アルファ線の正体は、ヘリウム原子核です。ヘリウム原子核は、2個の陽子と2個の中性子から構成されています。アルファ崩壊を起こした原子は、アルファ線としてこのヘリウム原子核を放出します。つまり、アルファ線そのものがヘリウム原子核なのです。
アルファ線が物質に入ると、周囲の原子から電子を奪い、ヘリウム原子になります。ヘリウムは、私たちにも馴染みのある無色無臭の気体です。このように、アルファ線は物質中でヘリウム原子へと変化していきます。
電場と磁場におけるアルファ線の振る舞い

アルファ線は、電場や磁場の中を通過すると、その進路が変化することが知られています。これは、アルファ線がプラスの電荷を持っているためです。 電場の中では、プラスの電荷を持つアルファ線は、電場の向きとは逆の方向に力を受けて曲がります。一方、磁場の中では、アルファ線は磁場の方向と速度の方向の両方に垂直な方向に力を受けて曲げられます。この現象はフレミングの左手の法則で説明できます。このように、アルファ線の電場や磁場における振る舞いは、その電荷を持つ性質によって説明することができます。
アルファ線の人体への影響と防護対策

アルファ線は、他の放射線と比べて飛距離が短く、紙一枚で遮蔽できるといった特徴があります。そのため、外部被ばくの影響は比較的少ないと考えられています。しかし、体内に入ってしまうと、周囲の細胞に集中的にエネルギーを与えるため、健康への影響が大きくなる可能性があります。

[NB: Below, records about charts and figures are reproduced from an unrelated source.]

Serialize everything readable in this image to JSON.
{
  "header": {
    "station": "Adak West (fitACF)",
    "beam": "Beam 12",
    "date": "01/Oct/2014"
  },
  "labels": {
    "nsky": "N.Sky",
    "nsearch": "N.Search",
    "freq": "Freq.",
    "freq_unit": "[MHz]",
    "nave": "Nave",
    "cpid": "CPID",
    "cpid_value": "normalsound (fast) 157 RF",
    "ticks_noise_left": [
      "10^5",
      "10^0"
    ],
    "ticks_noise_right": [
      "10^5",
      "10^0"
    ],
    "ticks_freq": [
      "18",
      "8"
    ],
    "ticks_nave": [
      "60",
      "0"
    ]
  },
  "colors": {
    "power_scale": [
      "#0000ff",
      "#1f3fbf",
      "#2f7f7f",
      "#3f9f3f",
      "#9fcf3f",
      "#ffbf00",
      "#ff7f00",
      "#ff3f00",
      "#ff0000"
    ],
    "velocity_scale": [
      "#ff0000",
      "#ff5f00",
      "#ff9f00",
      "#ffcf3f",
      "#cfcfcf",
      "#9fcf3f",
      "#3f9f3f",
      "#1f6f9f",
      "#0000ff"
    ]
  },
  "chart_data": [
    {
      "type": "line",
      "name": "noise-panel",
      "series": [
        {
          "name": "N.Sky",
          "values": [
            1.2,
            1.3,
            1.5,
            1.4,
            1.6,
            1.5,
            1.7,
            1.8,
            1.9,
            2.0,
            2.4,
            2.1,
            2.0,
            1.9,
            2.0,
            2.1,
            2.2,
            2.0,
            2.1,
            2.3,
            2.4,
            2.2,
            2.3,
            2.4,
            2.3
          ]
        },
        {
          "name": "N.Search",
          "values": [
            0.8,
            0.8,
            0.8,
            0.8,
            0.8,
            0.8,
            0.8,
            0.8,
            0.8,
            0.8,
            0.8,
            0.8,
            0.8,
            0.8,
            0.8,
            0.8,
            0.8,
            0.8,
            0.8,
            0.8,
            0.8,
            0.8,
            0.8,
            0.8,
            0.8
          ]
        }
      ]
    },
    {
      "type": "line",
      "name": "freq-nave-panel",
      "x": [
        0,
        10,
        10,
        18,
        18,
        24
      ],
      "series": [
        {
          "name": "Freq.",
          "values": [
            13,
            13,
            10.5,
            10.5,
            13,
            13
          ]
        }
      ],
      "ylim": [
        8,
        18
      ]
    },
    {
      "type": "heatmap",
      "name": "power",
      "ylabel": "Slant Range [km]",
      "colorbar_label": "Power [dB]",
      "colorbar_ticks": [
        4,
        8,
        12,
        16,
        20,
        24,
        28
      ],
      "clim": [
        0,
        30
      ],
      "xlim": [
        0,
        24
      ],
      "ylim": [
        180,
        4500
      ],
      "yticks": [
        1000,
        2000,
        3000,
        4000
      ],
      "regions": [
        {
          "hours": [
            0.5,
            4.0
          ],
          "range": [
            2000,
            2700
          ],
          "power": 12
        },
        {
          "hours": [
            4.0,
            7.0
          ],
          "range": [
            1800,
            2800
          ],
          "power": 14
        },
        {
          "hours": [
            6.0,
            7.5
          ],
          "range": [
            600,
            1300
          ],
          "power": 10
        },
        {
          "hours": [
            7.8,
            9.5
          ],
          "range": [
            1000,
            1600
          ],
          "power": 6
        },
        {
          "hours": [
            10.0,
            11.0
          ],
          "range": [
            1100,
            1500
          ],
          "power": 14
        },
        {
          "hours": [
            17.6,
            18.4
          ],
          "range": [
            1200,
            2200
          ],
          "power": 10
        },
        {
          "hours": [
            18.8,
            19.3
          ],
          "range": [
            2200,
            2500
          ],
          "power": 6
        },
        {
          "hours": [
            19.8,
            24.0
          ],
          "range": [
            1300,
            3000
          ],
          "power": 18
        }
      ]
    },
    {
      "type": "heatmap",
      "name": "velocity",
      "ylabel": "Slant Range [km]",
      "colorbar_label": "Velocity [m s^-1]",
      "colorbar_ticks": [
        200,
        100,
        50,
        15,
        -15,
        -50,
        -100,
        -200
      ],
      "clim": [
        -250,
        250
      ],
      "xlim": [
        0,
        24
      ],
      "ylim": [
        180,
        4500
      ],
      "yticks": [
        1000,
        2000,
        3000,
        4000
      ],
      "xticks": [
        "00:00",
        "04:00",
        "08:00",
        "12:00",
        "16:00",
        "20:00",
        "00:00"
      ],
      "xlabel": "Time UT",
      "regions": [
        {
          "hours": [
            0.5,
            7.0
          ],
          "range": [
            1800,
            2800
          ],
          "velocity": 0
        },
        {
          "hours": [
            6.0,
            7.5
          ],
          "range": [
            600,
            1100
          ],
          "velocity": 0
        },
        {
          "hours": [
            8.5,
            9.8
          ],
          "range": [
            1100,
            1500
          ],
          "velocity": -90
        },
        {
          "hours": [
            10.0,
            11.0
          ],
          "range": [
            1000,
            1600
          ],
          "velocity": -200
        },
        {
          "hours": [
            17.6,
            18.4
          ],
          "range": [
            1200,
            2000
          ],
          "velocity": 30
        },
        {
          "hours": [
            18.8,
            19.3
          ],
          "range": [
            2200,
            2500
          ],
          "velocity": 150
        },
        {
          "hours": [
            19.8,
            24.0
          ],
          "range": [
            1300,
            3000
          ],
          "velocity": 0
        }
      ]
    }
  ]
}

アルファ線を出す物質を含む食品や水を摂取したり、空気中の放射性物質を吸い込んだりすることで、体内被ばくが起こる可能性があります。
アルファ線による体内被ばくを防ぐためには、放射性物質を取り扱った後は手洗いうがいを徹底する、放射性物質を含む粉塵を吸い込まないようにマスクを着用する、などの対策が有効です。